As long as you remain a member of the Mormon church which is seeking to deny equal rights to gays via agressive grass-roots campaigning and political legislative lobbying- your loving words are hollow and hypocritical. You endorse this cruelty.
Your anti-Mormon family and I are not calling for the denial of rights from anyone. And we are not intolerant for speaking out against the unAmerican efforts to do so. You and your church are the intolerant ones as long as you seek second-class status for homosexuals.
Deny them membership in your church. Fine. Deny them heaven. Fine. Deny them full rights of liberty as Americans in the 21st century?
That's simply wrong.
And no amount of sugary, sweet words can cover up such unjust behavior in a free land.
Em - Good for you for taking the high road. I'm not quite as loving and willing to dish out a small critique, although I'm sure it will be seen as an ad hominem attack. Chris Bigelow often seems to be very open-minded, believe it or not, which is why I'm always shocked to hear some of his crazy statements, especially his utter confidence about his position on homosexuality. In his online persona, I find his unwillingness to engage in a real conversation about experiences and feelings, his pompousness, and his insistence on debating rather than seeking understanding more than offset his good qualities. For someone who aspires to edit Sunstone, he certainly doesn't demonstrate "faith seeking understanding."

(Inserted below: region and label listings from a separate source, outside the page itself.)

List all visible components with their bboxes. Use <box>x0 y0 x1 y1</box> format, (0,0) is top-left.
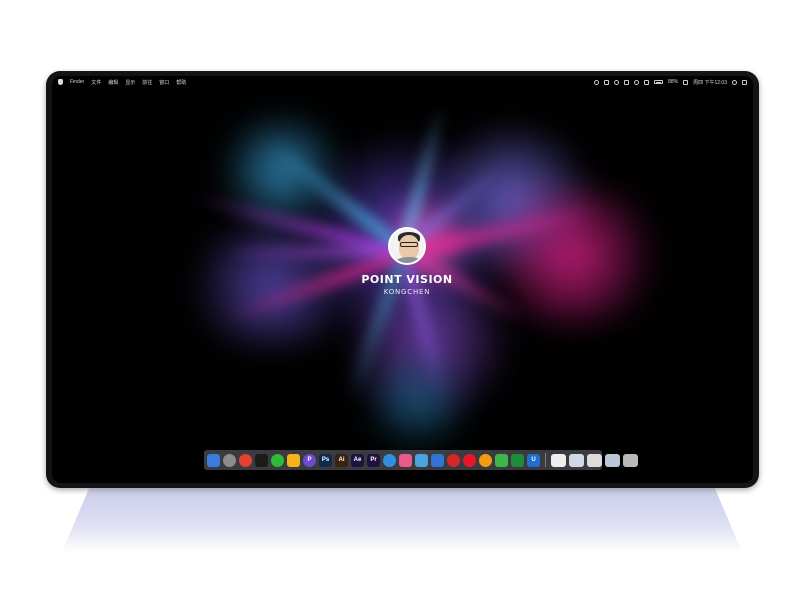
after-effects-icon[interactable]: Ae <box>351 453 364 467</box>
menu-help[interactable]: 帮助 <box>176 79 186 86</box>
chrome-icon[interactable] <box>239 453 252 467</box>
wechat-work-icon[interactable] <box>495 453 508 467</box>
preview-icon[interactable] <box>605 453 620 467</box>
illustrator-icon[interactable]: Ai <box>335 453 348 467</box>
desktop-screen: Finder 文件 编辑 显示 前往 窗口 帮助 88% 周四 下午12:03 … <box>52 76 753 483</box>
document-icon[interactable] <box>551 453 566 467</box>
menu-clock[interactable]: 周四 下午12:03 <box>693 79 727 86</box>
bluetooth-icon[interactable] <box>624 79 630 85</box>
menu-window[interactable]: 窗口 <box>159 79 169 86</box>
battery-icon[interactable] <box>654 80 664 84</box>
input-source-icon[interactable] <box>683 79 689 85</box>
profile-avatar <box>388 227 426 265</box>
dock: P Ps Ai Ae Pr U <box>204 450 638 470</box>
netease-music-icon[interactable] <box>447 453 460 467</box>
trash-icon[interactable] <box>623 453 638 467</box>
weibo-icon[interactable] <box>463 453 476 467</box>
menu-view[interactable]: 显示 <box>125 79 135 86</box>
apple-menu-icon[interactable] <box>58 79 63 85</box>
timemachine-icon[interactable] <box>614 79 620 85</box>
launchpad-icon[interactable] <box>223 453 236 467</box>
folder-doc-icon[interactable] <box>587 453 602 467</box>
screenshot-icon[interactable] <box>569 453 584 467</box>
profile-subtitle: KONGCHEN <box>383 288 431 296</box>
device-frame: Finder 文件 编辑 显示 前往 窗口 帮助 88% 周四 下午12:03 … <box>46 71 759 488</box>
qq-icon[interactable] <box>255 453 268 467</box>
battery-percent[interactable]: 88% <box>668 79 678 85</box>
menu-go[interactable]: 前往 <box>142 79 152 86</box>
menu-app-name[interactable]: Finder <box>70 79 84 85</box>
photos-icon[interactable] <box>399 453 412 467</box>
keynote-icon[interactable] <box>431 453 444 467</box>
menu-file[interactable]: 文件 <box>91 79 101 86</box>
premiere-icon[interactable]: Pr <box>367 453 380 467</box>
screen-record-icon[interactable] <box>604 79 610 85</box>
notification-center-icon[interactable] <box>742 79 747 85</box>
shield-icon[interactable]: U <box>527 453 540 467</box>
status-app-icon[interactable] <box>594 79 600 85</box>
stage: Finder 文件 编辑 显示 前往 窗口 帮助 88% 周四 下午12:03 … <box>0 0 800 600</box>
device-reflection <box>62 488 742 552</box>
sketch-icon[interactable] <box>287 453 300 467</box>
wifi-icon[interactable] <box>634 79 640 85</box>
safari-icon[interactable] <box>383 453 396 467</box>
dock-separator <box>545 453 546 467</box>
wechat-icon[interactable] <box>271 453 284 467</box>
volume-icon[interactable] <box>644 79 650 85</box>
menu-bar: Finder 文件 编辑 显示 前往 窗口 帮助 88% 周四 下午12:03 <box>52 76 753 88</box>
spotlight-icon[interactable] <box>732 79 737 85</box>
orange-app-icon[interactable] <box>479 453 492 467</box>
pp-icon[interactable]: P <box>303 453 316 467</box>
green-app-icon[interactable] <box>511 453 524 467</box>
menu-edit[interactable]: 编辑 <box>108 79 118 86</box>
chart-icon[interactable] <box>415 453 428 467</box>
profile-title: POINT VISION <box>361 273 453 286</box>
photoshop-icon[interactable]: Ps <box>319 453 332 467</box>
finder-icon[interactable] <box>207 453 220 467</box>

Jenna - I think Anonymous must have missed the point of your post. You are a wonderful example of a faithful Mormon who is trying to be Christ-like, even online, and even while calling it as you see it. Even Emily saw that in your post, and she was the one being called out. Don't fret.
Hey Emily--just cl2 I still don't remember my identity!!!
This is a tough one and I have run into people like bigelow before. It only took me back to the dark place you talk about in another blog. I happened across some in February--I wrote you about them.
As for Jenna. I do understand where you are "coming from"--I "try" not to hate the LDS church, but I do. And I'm going to say here and now that I still hate the church and I'm not going to try not to. A lot of my family are members. My aunt just told me the other day to read my scriptures and I may come to a place of bonding with my very mormon daughter (who was anti just 2 years ago).
I haven't been through nearly what Emily has been through--but as long as the LDS church condones gays marrying straights (and they do--read Oaks interview from two years ago), then they are contributing to the destruction of marriages--such as Emily's and mine. They are contributing to the heartbreak of our children. Why would I give any kind of empathy to an abuser. I believed with all my heart and I sacrificed all I hold dear to "save a gay" and I did--just not the way the LDS church wanted me to.
Until you have been in our shoes, you cannot possibly understand what it means to give up your very identity, your very sexuality, your very femaleness to become an "it" because the LDS church says gays are perverts.
I saw my ex's pain, too. I am the ONLY one who has. My ex has finally risen to the occasion and he is a good dad again and we are best friends. He and I have been beyond hell and the LDS church hasn't changed its stance in the 25years since I found out he is gay. And my family members still preach to me about believing.
My own life experience led me out of the church--COMPLETELY. They lied to me AND MY CHILDREN and my EX. They used me as a lab rat.
I KNOW there are good people in the church as I know many. What I can't believe is that they are too blind to see what the LDS church did to US. By embracing the LDS church, you are embracing our abuser.